- Delaware festivals
The Big August Quarterly is an annual religious festival held in Wilmington, Delaware, and is sometimes called "Big Quarterly" or "August Quarterly." The festival began in 1814 by Peter Spencer in connection with the "quarterly" meeting (or "conference") of the African Union Church. Out of the four meetings during the year, the one in August became the "annual conference" of the Church when ministers' assignments for the next year were announced, among other business — it was a time for free blacks and slaves alike to come together (from the multi-state area) and celebrate their faith with singing, dancing, testifying, and feasting. It is the oldest such celebration in the country. Senator Biden's remarks on the significance of the "Big Quarterly" were published in the Congressional Record for 30 July 1981 (Vol. 127, No. 117) and for 9 August 1984 (Vol 130, No. 106).
The Delaware State Fair (also known as the Harrington Fair) is Delaware's only state fair. The Delaware State Fair occurs during the last two weeks of July. In addition to hosting the fair, on the Fair Grounds is also the location of a horse racing track, casino, and a Grand Stand. During the fair, numerous musical acts perform at the Grand Stand. The Grand Stand is also used for a Demolition Derbys, circus performances, and other entertainment.
The Delaware Sängerbund (German for Singers Alliance) holds an annual three-day long Oktoberfest. The Oktoberfest features carnival rides, German foods, and demonstrations of German singing and dancing.
The city of Wilmington is home to several ethnic festivals. The most popular is the annual Italian Festival hosted held each June in the neighborhood surrounding St. Anthony of Padua Roman Catholic Church. A highlight of the Italian Festival is a procession of the church's statues of saints throughout the community on the last afternoon of the festival.St. Hedwig Roman Catholic Church sponsors a Polish festival along the city Riverfront each October and Holy Trinity Greek Orthodox Church presents a Greek Festival at the church ground each June. These ethic festivals all feature carnival rides, ethnic foods and craft, and musical performances.
In Bethany Beach, the end of the summer season is honored each year with a traditional jazz funeral down the town's boardwalk. And at the end of October, Rehoboth Beach holds its annual Sea Witch Halloween and Fiddlers' Festival.

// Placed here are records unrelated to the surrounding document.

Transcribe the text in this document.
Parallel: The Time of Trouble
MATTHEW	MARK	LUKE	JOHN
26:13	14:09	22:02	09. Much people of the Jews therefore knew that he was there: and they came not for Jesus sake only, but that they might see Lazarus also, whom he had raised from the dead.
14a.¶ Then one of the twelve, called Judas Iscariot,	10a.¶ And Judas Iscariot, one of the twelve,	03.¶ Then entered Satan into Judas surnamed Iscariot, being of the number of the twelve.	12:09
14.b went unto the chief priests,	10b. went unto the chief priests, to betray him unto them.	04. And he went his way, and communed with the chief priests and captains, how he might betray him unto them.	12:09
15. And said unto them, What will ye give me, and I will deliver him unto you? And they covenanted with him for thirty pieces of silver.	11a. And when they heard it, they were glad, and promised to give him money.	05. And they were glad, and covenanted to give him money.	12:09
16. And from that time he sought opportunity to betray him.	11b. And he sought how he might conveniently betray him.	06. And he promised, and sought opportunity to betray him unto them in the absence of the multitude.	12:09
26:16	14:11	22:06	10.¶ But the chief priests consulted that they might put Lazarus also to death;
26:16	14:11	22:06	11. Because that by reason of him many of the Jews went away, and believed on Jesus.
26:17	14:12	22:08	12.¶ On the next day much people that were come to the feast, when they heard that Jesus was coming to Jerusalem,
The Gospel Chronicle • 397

The Clifford Brown Jazz Festival is a free jazz music festival held annually at Rodney Square in Wilmington, Delaware. The first festival was held in 1989 on the open lawn in the central area of the city and has remained free to the public. The event is held in honor of Wilmington native and respected jazz trumpeter Clifford Brown, who died in a traffic accident in 1956.
The Wilmington Flower Market is a held each May in Wilmington's Rockford Park. The Flower Market is a three-day long festival which serves as a fundraiser for charitable organizations which benefit Delaware's children.
The weekend after Halloween, Sussex County is the location of the annual Punkin Chunkin, where pumpkins are shot from devices such as air-powered cannons, trebuchets, catapults, and various other contraptions. The performance of various styles and classes of devices is supplemented by food booths and musical performances.
During the second weekend in October, Bridgeville hosts its annual Apple Scrapple Festival. The carnival centers around the preparation and consumption of apples and scrapple and also includes contests, live entertainment, a car show, a tractor pull, and craft shows.
On the second Saturday in March the Chocolate Festival at the Rehoboth Beach Convention Center features chocolate made by professionals, amateurs, bakeries, and children.
A tradition that is unique to Delaware is Return Day, which occurs every two years on the Thursday following the November general election. Believed to be the only event of its kind in the United States, it is a continuation of a tradition that dates back to Delaware's earliest days in the 18th century. Festivities include the reading of election results from the Sussex County Courthouse balcony by the town crier, a parade in which winners and losers ride together, the roasting of an ox behind the courthouse, and the ceremonial burying of the hatchet in sand from Lewes Beach.